Por suas características de origem e forma de funcionamento, esse programa ativou politicamente inúmeros trabalhadores como sujeitos de um novo e peculiar direito: o direito de não passar fome. Esses trabalhadores vêm organizando grupos de ajuda mútua na internet, pelas redes sociais e alguns desses grupos se converteram em focos de mobilização política no momento em que Bolsonaro pautou a redução do valor do auxílio e do número de beneficiários.

Muito se especula que o auxílio emergencial pode ter ajudado Bolsonaro e impulsionado sua popularidade. Antes do programa, em abril, Bolsonaro tinha 30% de popularidade e hoje, com o auxílio em vigor, ele chegou aos 40%, o maior percentual desde o início do mandato. A relação parece óbvia. Mas ela não é nem um pouco óbvia quando se olha um pouco mais de perto a origem do programa, a sua forma de funcionamento, o que pensam e como se mobilizam seus beneficiários. O que descobri depois de meses acompanhando diversos grupos de ajuda mútua e de mobilização de beneficiários do auxílio emergencial é que essa relação está longe de ser automática.

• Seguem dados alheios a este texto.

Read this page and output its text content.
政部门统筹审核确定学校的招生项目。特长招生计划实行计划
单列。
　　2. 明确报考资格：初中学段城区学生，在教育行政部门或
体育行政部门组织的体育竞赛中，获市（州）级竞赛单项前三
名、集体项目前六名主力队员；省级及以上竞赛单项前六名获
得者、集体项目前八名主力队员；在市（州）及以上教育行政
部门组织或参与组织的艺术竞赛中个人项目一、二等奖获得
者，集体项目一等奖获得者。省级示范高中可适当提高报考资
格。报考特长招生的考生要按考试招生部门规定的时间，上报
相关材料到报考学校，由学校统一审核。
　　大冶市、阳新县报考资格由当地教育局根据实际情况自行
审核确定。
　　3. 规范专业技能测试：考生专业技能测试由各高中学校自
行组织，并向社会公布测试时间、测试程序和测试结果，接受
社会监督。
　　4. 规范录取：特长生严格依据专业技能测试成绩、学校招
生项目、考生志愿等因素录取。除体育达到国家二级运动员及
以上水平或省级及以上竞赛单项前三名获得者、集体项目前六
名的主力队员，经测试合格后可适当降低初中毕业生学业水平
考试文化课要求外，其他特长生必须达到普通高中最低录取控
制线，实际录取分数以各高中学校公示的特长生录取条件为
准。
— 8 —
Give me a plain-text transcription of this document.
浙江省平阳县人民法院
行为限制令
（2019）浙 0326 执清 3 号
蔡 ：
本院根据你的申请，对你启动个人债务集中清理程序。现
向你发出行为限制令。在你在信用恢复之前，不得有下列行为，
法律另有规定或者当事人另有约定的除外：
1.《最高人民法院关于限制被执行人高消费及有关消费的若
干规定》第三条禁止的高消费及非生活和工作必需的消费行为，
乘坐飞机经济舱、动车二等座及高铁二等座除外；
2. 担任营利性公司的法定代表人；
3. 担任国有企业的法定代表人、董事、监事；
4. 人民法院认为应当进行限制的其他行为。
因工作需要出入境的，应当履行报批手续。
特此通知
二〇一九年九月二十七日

O objetivo do atual texto é justamente retirar o automatismo da avaliação do auxílio emergencial. O instrumento que utilizarei para fazer isso vai ser a descrição de uma parte que consegui captar ao acompanhar por alguns meses grupos virtuais de ajuda mútua e de mobilização contra o corte do auxílio. Trata-se de um retrato parcial da parcela politicamente mais engajada e solidária dos beneficiários do programa. Trata-se, também, de uma análise comprometida com esses trabalhadores pobres que se esforçam para se tornarem sujeitos políticos capazes de interferir no cenário político nacional. Para não passar fome e não deixar ninguém passar necessidade sendo que existe condição de ajudar a todos.

Origem do auxílio emergencial

Pouca gente lembra, mas no início da pandemia no Brasil o governo Bolsonaro estava absolutamente desnorteado e havia um consenso forte na sociedade em prol de uma quarentena forte e sustentável. Argumentei em outro lugar que a quarentena que houve no Brasil foi em maior parte um movimento massivo de autodisciplina e isolamento voluntário, organizado principalmente pelos trabalhadores conscientes. Esse movimento gigantesco e forte arrancou um orçamento especial para o tempo da pandemia e um consenso no Congresso em torno de um programa para viabilizar que as pessoas ficassem em casa. Mais de 150 organizações da sociedade civil se articularam e trouxeram uma proposta de consenso para o Congresso que a aprovou. Tatiana Roque da Rede Brasileira pela Renda Básica relata como foi o processo de articulação nesse vídeo do Canal Transe. Resumindo: o governo tinha uma proposta de um voucher de R$ 200,00 apenas para os trabalhadores informais, essa proposta foi atropelada por outra de R$ 500,00 praticamente universal para todos que pedissem e aproveitando o Cadastro Único – Bolsonaro então aumenta o valor de R$500,00 para R$600,00 e aprova o programa.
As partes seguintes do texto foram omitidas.